They also have a dark side.
Yeah, that's an otter eating a crocodile that it killed. You don't fuck with a giant otter. This video shows a group of them taking down a much bigger crocodile. The creepiest part (besides the lead otter being named "Diablo") is the noises they make as they kill. Close your eyes and it sounds just like children playing outside.
So if giant otters are the honey badgers of the otter world, then sea otters are the ducks. If it wasn't disturbing enough to know that ducks are probably raping each other right after you feed them bread crumbs, now we have have to think about the dirty deeds of the sea otter.
|Say it isn't so!|
Off the coast of California, sea otters have been observed forcibly copulating with, and in the process killing, juvenile harbor seals.
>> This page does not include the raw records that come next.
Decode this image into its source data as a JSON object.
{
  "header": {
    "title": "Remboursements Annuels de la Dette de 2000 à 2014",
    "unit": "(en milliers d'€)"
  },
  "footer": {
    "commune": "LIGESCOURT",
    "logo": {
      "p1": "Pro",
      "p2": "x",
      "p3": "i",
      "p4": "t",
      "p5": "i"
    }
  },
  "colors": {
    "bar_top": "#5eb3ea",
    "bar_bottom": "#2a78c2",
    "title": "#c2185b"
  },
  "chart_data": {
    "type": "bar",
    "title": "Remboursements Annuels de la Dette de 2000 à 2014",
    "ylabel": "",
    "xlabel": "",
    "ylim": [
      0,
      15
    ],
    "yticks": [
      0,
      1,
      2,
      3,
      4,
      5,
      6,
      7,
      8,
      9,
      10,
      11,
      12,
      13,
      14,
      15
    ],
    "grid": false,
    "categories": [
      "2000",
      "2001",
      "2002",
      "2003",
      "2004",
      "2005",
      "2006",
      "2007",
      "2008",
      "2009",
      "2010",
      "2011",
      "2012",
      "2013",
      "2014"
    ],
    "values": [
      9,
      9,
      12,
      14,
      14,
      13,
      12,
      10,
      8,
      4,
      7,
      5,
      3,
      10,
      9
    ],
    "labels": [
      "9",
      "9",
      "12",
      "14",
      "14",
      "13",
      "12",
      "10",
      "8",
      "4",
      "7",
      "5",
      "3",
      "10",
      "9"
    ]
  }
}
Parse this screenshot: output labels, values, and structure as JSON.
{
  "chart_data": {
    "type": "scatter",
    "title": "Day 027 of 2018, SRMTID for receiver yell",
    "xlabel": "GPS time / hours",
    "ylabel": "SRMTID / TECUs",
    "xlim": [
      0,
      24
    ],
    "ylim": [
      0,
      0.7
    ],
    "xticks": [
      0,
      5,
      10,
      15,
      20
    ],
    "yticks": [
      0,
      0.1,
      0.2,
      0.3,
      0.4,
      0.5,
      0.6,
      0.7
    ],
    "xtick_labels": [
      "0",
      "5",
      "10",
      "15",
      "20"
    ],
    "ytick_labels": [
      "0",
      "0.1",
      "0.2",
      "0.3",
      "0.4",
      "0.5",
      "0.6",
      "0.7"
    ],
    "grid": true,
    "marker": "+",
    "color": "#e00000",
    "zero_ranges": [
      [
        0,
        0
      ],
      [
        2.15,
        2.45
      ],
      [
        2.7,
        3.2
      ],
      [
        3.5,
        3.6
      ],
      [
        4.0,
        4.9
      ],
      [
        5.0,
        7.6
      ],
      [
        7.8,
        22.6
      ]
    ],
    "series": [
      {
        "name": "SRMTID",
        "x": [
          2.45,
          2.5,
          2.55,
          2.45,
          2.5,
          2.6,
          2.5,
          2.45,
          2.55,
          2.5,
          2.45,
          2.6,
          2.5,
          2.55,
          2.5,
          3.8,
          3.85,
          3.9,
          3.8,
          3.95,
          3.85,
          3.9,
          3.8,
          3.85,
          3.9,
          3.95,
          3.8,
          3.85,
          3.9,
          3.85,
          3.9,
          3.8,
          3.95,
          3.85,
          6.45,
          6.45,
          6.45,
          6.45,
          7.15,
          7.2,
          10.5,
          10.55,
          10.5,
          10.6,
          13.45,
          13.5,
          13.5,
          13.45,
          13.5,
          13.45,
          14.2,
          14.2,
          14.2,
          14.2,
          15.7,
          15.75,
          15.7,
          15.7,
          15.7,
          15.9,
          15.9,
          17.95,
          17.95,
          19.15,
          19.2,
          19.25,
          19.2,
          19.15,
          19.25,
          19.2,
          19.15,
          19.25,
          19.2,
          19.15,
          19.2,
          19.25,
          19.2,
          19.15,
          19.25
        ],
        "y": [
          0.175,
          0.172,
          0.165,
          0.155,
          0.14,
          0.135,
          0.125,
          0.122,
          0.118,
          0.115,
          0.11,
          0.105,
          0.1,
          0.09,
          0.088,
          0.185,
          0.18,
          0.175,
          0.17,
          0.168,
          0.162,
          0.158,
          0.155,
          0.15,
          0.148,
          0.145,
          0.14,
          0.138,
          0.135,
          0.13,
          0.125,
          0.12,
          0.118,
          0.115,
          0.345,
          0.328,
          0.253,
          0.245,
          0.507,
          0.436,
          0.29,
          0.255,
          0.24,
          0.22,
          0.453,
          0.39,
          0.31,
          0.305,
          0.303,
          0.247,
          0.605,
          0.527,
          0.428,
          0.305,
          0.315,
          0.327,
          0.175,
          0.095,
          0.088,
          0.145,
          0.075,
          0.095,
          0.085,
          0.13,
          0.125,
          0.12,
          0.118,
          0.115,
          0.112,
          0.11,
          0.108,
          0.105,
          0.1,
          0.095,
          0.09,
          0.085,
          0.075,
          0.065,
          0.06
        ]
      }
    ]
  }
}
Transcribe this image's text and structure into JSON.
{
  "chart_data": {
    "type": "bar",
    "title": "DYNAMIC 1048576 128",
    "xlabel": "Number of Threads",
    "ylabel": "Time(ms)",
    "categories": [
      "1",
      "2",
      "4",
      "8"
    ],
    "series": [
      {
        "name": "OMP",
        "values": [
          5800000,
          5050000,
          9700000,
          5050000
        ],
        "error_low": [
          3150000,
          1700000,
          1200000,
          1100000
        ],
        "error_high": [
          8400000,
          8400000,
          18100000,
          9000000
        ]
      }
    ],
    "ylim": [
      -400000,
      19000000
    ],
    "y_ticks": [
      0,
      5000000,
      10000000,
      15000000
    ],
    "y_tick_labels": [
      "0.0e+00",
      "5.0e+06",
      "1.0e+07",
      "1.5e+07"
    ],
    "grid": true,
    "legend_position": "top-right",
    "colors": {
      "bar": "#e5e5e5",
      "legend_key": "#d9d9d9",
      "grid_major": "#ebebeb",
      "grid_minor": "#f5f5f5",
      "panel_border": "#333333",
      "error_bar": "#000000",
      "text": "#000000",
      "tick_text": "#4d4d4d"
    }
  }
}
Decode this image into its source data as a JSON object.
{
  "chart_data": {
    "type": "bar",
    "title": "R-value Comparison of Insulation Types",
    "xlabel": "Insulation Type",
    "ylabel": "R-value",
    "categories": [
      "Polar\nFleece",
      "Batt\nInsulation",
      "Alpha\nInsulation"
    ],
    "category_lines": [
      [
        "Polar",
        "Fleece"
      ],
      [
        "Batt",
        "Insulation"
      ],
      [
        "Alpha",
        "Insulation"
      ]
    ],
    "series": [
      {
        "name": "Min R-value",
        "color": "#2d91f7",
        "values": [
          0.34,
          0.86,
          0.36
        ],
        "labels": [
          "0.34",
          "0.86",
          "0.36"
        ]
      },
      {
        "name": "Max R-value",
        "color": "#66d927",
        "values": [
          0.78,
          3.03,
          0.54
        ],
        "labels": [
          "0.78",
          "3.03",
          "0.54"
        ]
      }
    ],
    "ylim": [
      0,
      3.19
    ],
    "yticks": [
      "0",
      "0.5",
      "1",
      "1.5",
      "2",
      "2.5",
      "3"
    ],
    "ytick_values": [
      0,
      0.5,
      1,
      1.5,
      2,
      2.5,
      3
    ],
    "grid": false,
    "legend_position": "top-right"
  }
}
That's right folks, these fluffy adorable sea otters have been raping baby seals to death.
Brace yourself because it actually gets more disturbing:
On some occasions, they further note, otters would guard and copulate with the seals long after their victims had died -– as much as seven days afterward, in fact.
So they rape it to death...and then keep it as a toy? Sea otters, what is your childhood trauma??
Don't worry, the scientists think that a decrease in female sea otter population partly explains this phenomenon. Since females are scarce, when male otters are turned down for sex often and then when they do get it, it's often aggressive. The ones who are constantly denied then take out their frustrations on baby seals. It's really the seal's fault. You can't wear an outfit like that in public and not expect to attract unwanted attention.
There is no real point to this post other than my desire to ruin otters for you too. Unless you really hate baby seals and crocodiles, then you're probably cool with it all.